Vegetables for your Christmas Dinner

There is nothing quite like the satisfaction of eating your Christmas dinner and knowing that earlier that morning the vegetables had been growing in your garden. If you have room to raise chickens or turkeys, you can even raise your own meat!

It is very easy to grow a wide variety of vegetables which can be harvested over the winter. Certainly, Brussel Sprouts, the traditional Christmas vegetable, are one of the easiest and most rewarding. Sow the seed and sit back and wait. Harvest your sprouts from the bottom up and when you have run out of sprouts, the tops can be used for Spring greens.

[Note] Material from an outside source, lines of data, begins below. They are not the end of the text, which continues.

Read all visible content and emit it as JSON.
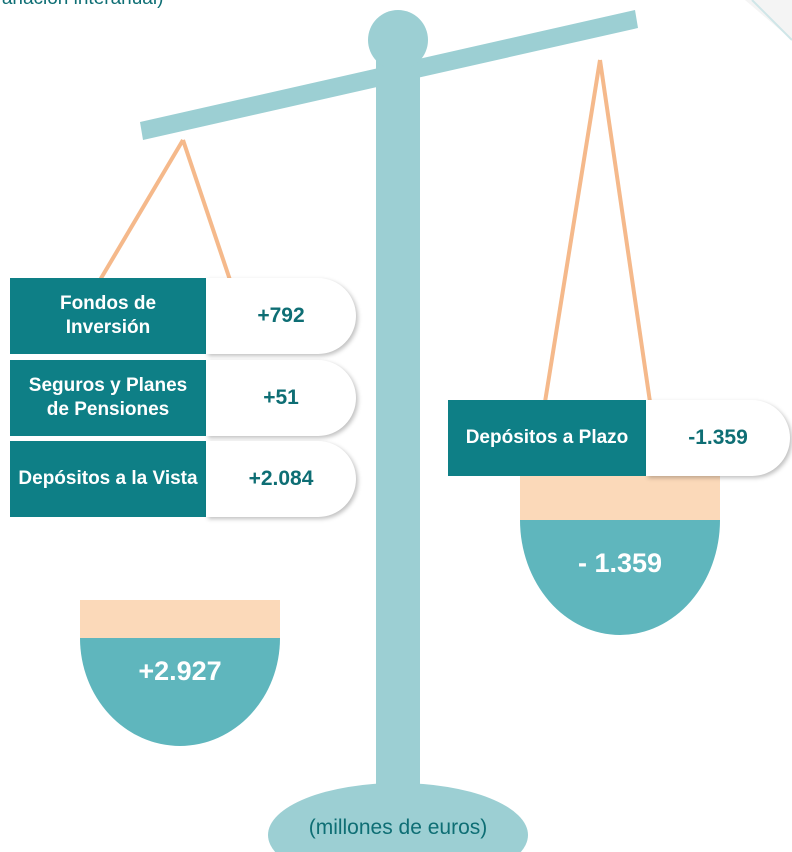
{
  "subtitle": "(variación interanual)",
  "left": {
    "items": [
      {
        "label": "Fondos de Inversión",
        "value": "+792"
      },
      {
        "label": "Seguros y Planes de Pensiones",
        "value": "+51"
      },
      {
        "label": "Depósitos a la Vista",
        "value": "+2.084"
      }
    ],
    "total": "+2.927"
  },
  "right": {
    "items": [
      {
        "label": "Depósitos a Plazo",
        "value": "-1.359"
      }
    ],
    "total": "- 1.359"
  },
  "footer": "(millones de euros)"
}
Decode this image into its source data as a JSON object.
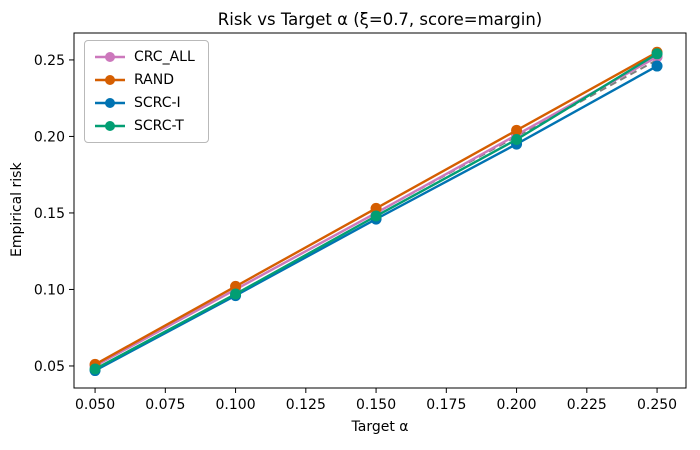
{
  "chart_data": {
    "type": "line",
    "title": "Risk vs Target α (ξ=0.7, score=margin)",
    "xlabel": "Target α",
    "ylabel": "Empirical risk",
    "x": [
      0.05,
      0.1,
      0.15,
      0.2,
      0.25
    ],
    "series": [
      {
        "name": "CRC_ALL",
        "color": "#CC78BC",
        "marker": "circle",
        "values": [
          0.05,
          0.1,
          0.15,
          0.201,
          0.252
        ]
      },
      {
        "name": "RAND",
        "color": "#D55E00",
        "marker": "circle",
        "values": [
          0.051,
          0.102,
          0.153,
          0.204,
          0.255
        ]
      },
      {
        "name": "SCRC-I",
        "color": "#0173B2",
        "marker": "circle",
        "values": [
          0.047,
          0.096,
          0.146,
          0.195,
          0.246
        ]
      },
      {
        "name": "SCRC-T",
        "color": "#029E73",
        "marker": "circle",
        "values": [
          0.048,
          0.097,
          0.148,
          0.198,
          0.254
        ]
      }
    ],
    "reference_line": {
      "meaning": "y = α diagonal",
      "style": "dashed",
      "color": "#7F7F7F",
      "x": [
        0.05,
        0.25
      ],
      "y": [
        0.05,
        0.25
      ]
    },
    "xticks": {
      "values": [
        0.05,
        0.075,
        0.1,
        0.125,
        0.15,
        0.175,
        0.2,
        0.225,
        0.25
      ],
      "labels": [
        "0.050",
        "0.075",
        "0.100",
        "0.125",
        "0.150",
        "0.175",
        "0.200",
        "0.225",
        "0.250"
      ]
    },
    "yticks": {
      "values": [
        0.05,
        0.1,
        0.15,
        0.2,
        0.25
      ],
      "labels": [
        "0.05",
        "0.10",
        "0.15",
        "0.20",
        "0.25"
      ]
    },
    "xlim": [
      0.0425,
      0.2603
    ],
    "ylim": [
      0.0356,
      0.2676
    ],
    "grid": false,
    "legend": {
      "position": "upper-left",
      "entries": [
        "CRC_ALL",
        "RAND",
        "SCRC-I",
        "SCRC-T"
      ]
    }
  }
}
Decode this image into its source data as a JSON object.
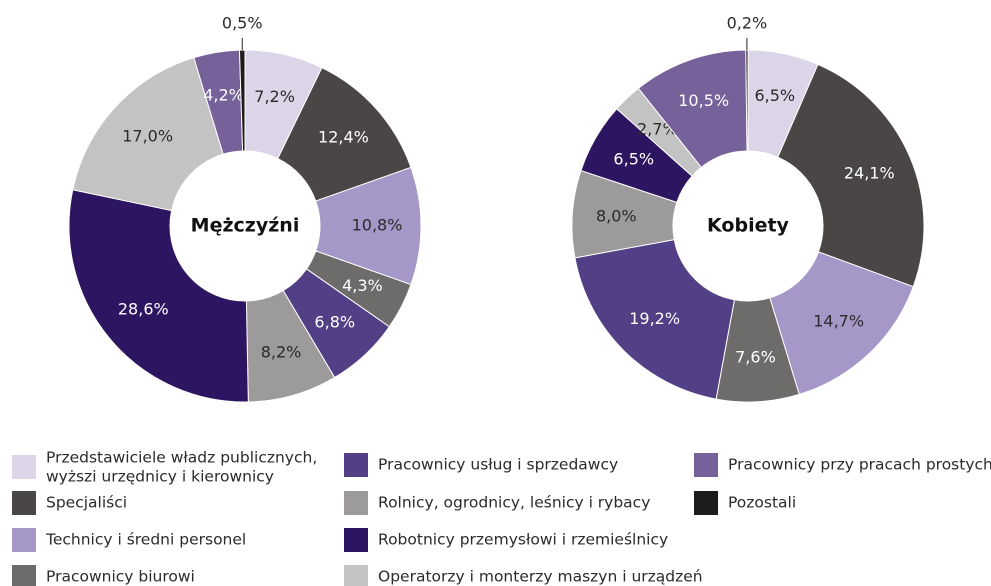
{
  "categories": [
    "Przedstawiciele władz publicznych,\nwyższi urzędnicy i kierownicy",
    "Specjaliści",
    "Technicy i średni personel",
    "Pracownicy biurowi",
    "Pracownicy usług i sprzedawcy",
    "Rolnicy, ogrodnicy, leśnicy i rybacy",
    "Robotnicy przemysłowi i rzemieślnicy",
    "Operatorzy i monterzy maszyn i urządzeń",
    "Pracownicy przy pracach prostych",
    "Pozostali"
  ],
  "colors": [
    "#dcd4e7",
    "#4a4645",
    "#a597c7",
    "#6e6b6b",
    "#523f86",
    "#9c9a9a",
    "#2e1561",
    "#c4c3c3",
    "#77619a",
    "#1e1b1b"
  ],
  "chart_data": [
    {
      "type": "pie",
      "title": "Mężczyźni",
      "values": [
        7.2,
        12.4,
        10.8,
        4.3,
        6.8,
        8.2,
        28.6,
        17.0,
        4.2,
        0.5
      ],
      "value_labels": [
        "7,2%",
        "12,4%",
        "10,8%",
        "4,3%",
        "6,8%",
        "8,2%",
        "28,6%",
        "17,0%",
        "4,2%",
        "0,5%"
      ]
    },
    {
      "type": "pie",
      "title": "Kobiety",
      "values": [
        6.5,
        24.1,
        14.7,
        7.6,
        19.2,
        8.0,
        6.5,
        2.7,
        10.5,
        0.2
      ],
      "value_labels": [
        "6,5%",
        "24,1%",
        "14,7%",
        "7,6%",
        "19,2%",
        "8,0%",
        "6,5%",
        "2,7%",
        "10,5%",
        "0,2%"
      ]
    }
  ]
}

Apart from Brussel Sprouts, you can also harvest Kale, Cauliflower, Carrots and Parsnips at Christmas. (If you have planned ahead, you will also have home grown Peas and Beans in your freezer. What more can you want? Well, potatoes of course. You will already have these stored.

It is easy to store potatoes. When you harvest your old potatoes, then make sure they have no blemishes and are perfectly dry, then just put them in a dark sack or bag. They need to be stored away from light and heat, although they do not want to be frozen. They will last months like that. New potatoes are treated slightly differently. These are stored iin dry compost. Again, they need to be kept cool but not frozen.

If potatoes see light when they are growing or even after they have been harvested, they go green and green potatoes are poisonous. They will not kill you but they could give you a nasty stomach ache.  If they are stored too warm, they will sprout and go soft. Not what you want in potatoes.

If for some reason, you want to harvest your root vegetables early, then they can be stored in a cool, dark place in sand or dry peat. Make sure they are not damaged in any way before storing them. They must be dry or rot will set in and any damage will rapidly spread  throughout the crop. Check all your stored vegetables from time to time to ensure they are not being attacked by any pests or diseases.